Gilfillan is optimistic the current Labor regime will support the proposed bill which is the first of its kind in Australia.
“The potential for cost savings will be favorably received among government departments and if they choose not to use open source software should be intensively questioned as to why not,” he said. “This bill makes consideration of open source mandatory in software selection.”
Inspired by Oregon’s open source bill, which was introduced earlier this year in the U.S., Gilfillan said open source provides a level playing field for people with limited means to compete.
“I am concerned about ‘buddy-buddy’ relationships between some corporations and governments which may result in lobbying against non-commercial software,” Gilfillan said. “Governments should give open source software a fair go. They need to decide if open source was successful. If not, why not?”
Gilfillan intends to rally support for his proposal through the open source community and plans to speak at the South Australian Linux User’s Group.

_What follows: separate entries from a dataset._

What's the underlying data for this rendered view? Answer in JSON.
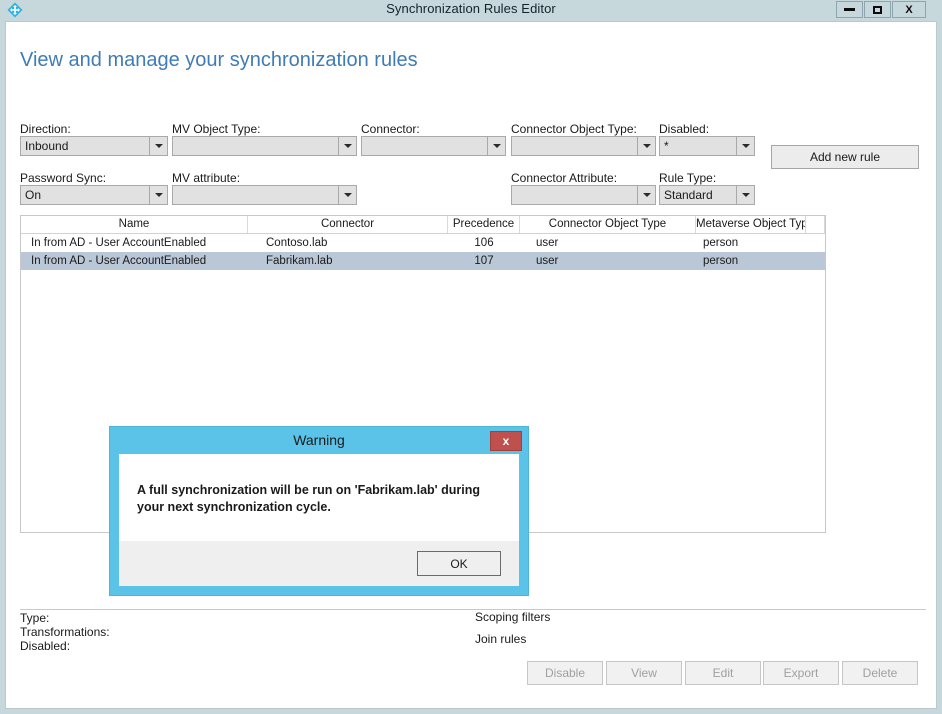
{
  "window": {
    "title": "Synchronization Rules Editor",
    "app_icon": "sync-diamond-icon",
    "minimize_label": "–",
    "maximize_label": "□",
    "close_label": "X"
  },
  "page": {
    "heading": "View and manage your synchronization rules"
  },
  "filters": [
    {
      "label": "Direction:",
      "value": "Inbound",
      "name": "direction"
    },
    {
      "label": "MV Object Type:",
      "value": "",
      "name": "mv-object-type"
    },
    {
      "label": "Connector:",
      "value": "",
      "name": "connector"
    },
    {
      "label": "Connector Object Type:",
      "value": "",
      "name": "connector-object-type"
    },
    {
      "label": "Disabled:",
      "value": "*",
      "name": "disabled"
    },
    {
      "label": "Password Sync:",
      "value": "On",
      "name": "password-sync"
    },
    {
      "label": "MV attribute:",
      "value": "",
      "name": "mv-attribute"
    },
    {
      "label": "Connector Attribute:",
      "value": "",
      "name": "connector-attribute"
    },
    {
      "label": "Rule Type:",
      "value": "Standard",
      "name": "rule-type"
    }
  ],
  "toolbar": {
    "add_new_rule": "Add new rule"
  },
  "grid": {
    "columns": [
      "Name",
      "Connector",
      "Precedence",
      "Connector Object Type",
      "Metaverse Object Type"
    ],
    "rows": [
      {
        "name": "In from AD - User AccountEnabled",
        "connector": "Contoso.lab",
        "precedence": "106",
        "connector_object_type": "user",
        "metaverse_object_type": "person",
        "selected": false
      },
      {
        "name": "In from AD - User AccountEnabled",
        "connector": "Fabrikam.lab",
        "precedence": "107",
        "connector_object_type": "user",
        "metaverse_object_type": "person",
        "selected": true
      }
    ]
  },
  "details": {
    "type_label": "Type:",
    "transformations_label": "Transformations:",
    "disabled_label": "Disabled:",
    "scoping_filters_label": "Scoping filters",
    "join_rules_label": "Join rules"
  },
  "actions": [
    {
      "label": "Disable",
      "name": "disable-button"
    },
    {
      "label": "View",
      "name": "view-button"
    },
    {
      "label": "Edit",
      "name": "edit-button"
    },
    {
      "label": "Export",
      "name": "export-button"
    },
    {
      "label": "Delete",
      "name": "delete-button"
    }
  ],
  "dialog": {
    "title": "Warning",
    "close_label": "x",
    "message": "A full synchronization will be run on 'Fabrikam.lab' during your next synchronization cycle.",
    "ok_label": "OK"
  },
  "colors": {
    "titlebar": "#c7d8dd",
    "heading": "#3f7cb6",
    "dialog_titlebar": "#5ac3e7",
    "dialog_close": "#c0504d",
    "row_selected": "#b9c7d7",
    "combo_bg": "#e1e1e1"
  }
}
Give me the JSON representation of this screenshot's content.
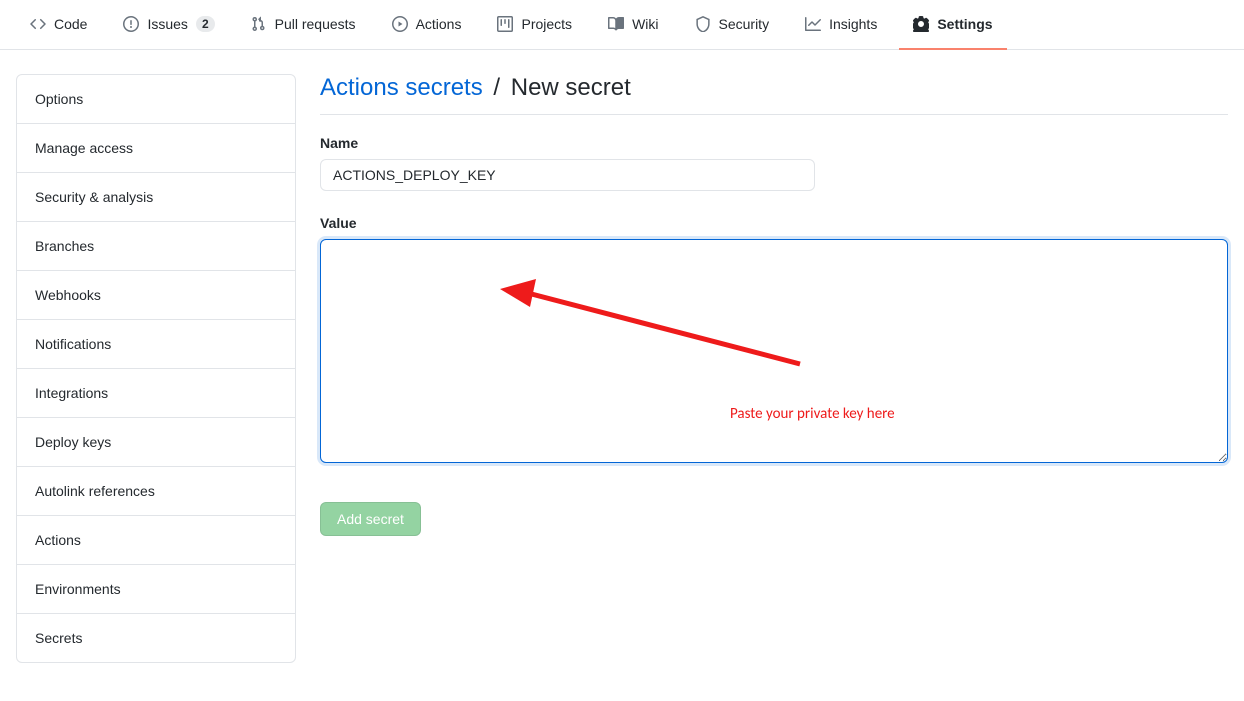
{
  "topnav": {
    "items": [
      {
        "label": "Code"
      },
      {
        "label": "Issues",
        "badge": "2"
      },
      {
        "label": "Pull requests"
      },
      {
        "label": "Actions"
      },
      {
        "label": "Projects"
      },
      {
        "label": "Wiki"
      },
      {
        "label": "Security"
      },
      {
        "label": "Insights"
      },
      {
        "label": "Settings"
      }
    ]
  },
  "sidebar": {
    "items": [
      {
        "label": "Options"
      },
      {
        "label": "Manage access"
      },
      {
        "label": "Security & analysis"
      },
      {
        "label": "Branches"
      },
      {
        "label": "Webhooks"
      },
      {
        "label": "Notifications"
      },
      {
        "label": "Integrations"
      },
      {
        "label": "Deploy keys"
      },
      {
        "label": "Autolink references"
      },
      {
        "label": "Actions"
      },
      {
        "label": "Environments"
      },
      {
        "label": "Secrets"
      }
    ]
  },
  "page": {
    "crumb_link": "Actions secrets",
    "crumb_sep": "/",
    "crumb_current": "New secret"
  },
  "form": {
    "name_label": "Name",
    "name_value": "ACTIONS_DEPLOY_KEY",
    "value_label": "Value",
    "value_text": "",
    "submit_label": "Add secret"
  },
  "annotation": {
    "text": "Paste your private key here"
  }
}
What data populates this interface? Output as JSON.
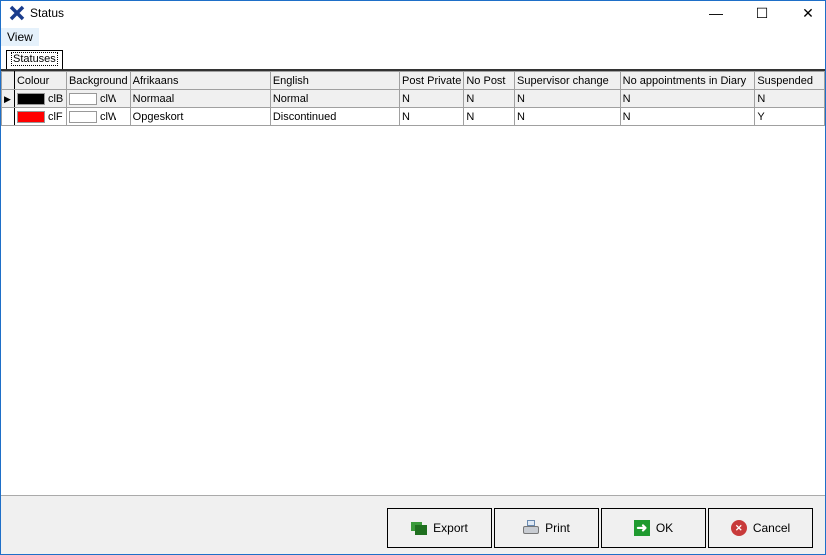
{
  "window": {
    "title": "Status",
    "minimize": "—",
    "maximize": "☐",
    "close": "✕"
  },
  "menu": {
    "view": "View"
  },
  "tabs": [
    {
      "label": "Statuses"
    }
  ],
  "grid": {
    "columns": [
      "Colour",
      "Background",
      "Afrikaans",
      "English",
      "Post Private",
      "No Post",
      "Supervisor change",
      "No appointments in Diary",
      "Suspended"
    ],
    "rows": [
      {
        "colour": "#000000",
        "colour_name": "clB",
        "background": "#ffffff",
        "background_name": "clWh",
        "afrikaans": "Normaal",
        "english": "Normal",
        "post_private": "N",
        "no_post": "N",
        "supervisor_change": "N",
        "no_appointments": "N",
        "suspended": "N",
        "selected": true
      },
      {
        "colour": "#ff0000",
        "colour_name": "clF",
        "background": "#ffffff",
        "background_name": "clWh",
        "afrikaans": "Opgeskort",
        "english": "Discontinued",
        "post_private": "N",
        "no_post": "N",
        "supervisor_change": "N",
        "no_appointments": "N",
        "suspended": "Y",
        "selected": false
      }
    ]
  },
  "buttons": {
    "export": "Export",
    "print": "Print",
    "ok": "OK",
    "cancel": "Cancel"
  }
}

Con Zymaris, CEO of Cybersource Corp., said governments in Australia should mandate the use of open, documented and interoperable file formats and data communication protocols, rather than specific products or suppliers.
“It is in government departments’ best interests to choose technologies which have implementations from more than one vendor, boosting the department’s tactical leverage and hedging against any single supplier gaining lock-in and price gouging mechanisms,” Zymaris said. “Preference should be given to technologies for which there is a case to be made that local industry can benefit, and that import replacements can be enacted, helping improve our woeful balance of trade in ICT.”
Zymaris believes that if this combination of purchasing policies is adopted, free and open source software such as Linux will be the best route to fulfilling these requirements, but that other technologies can compete openly and fairly.
“These types of policies are viably supportable across the broad spectrum of politics, and are thus far more likely to be enacted into law or formal requirements,” he said.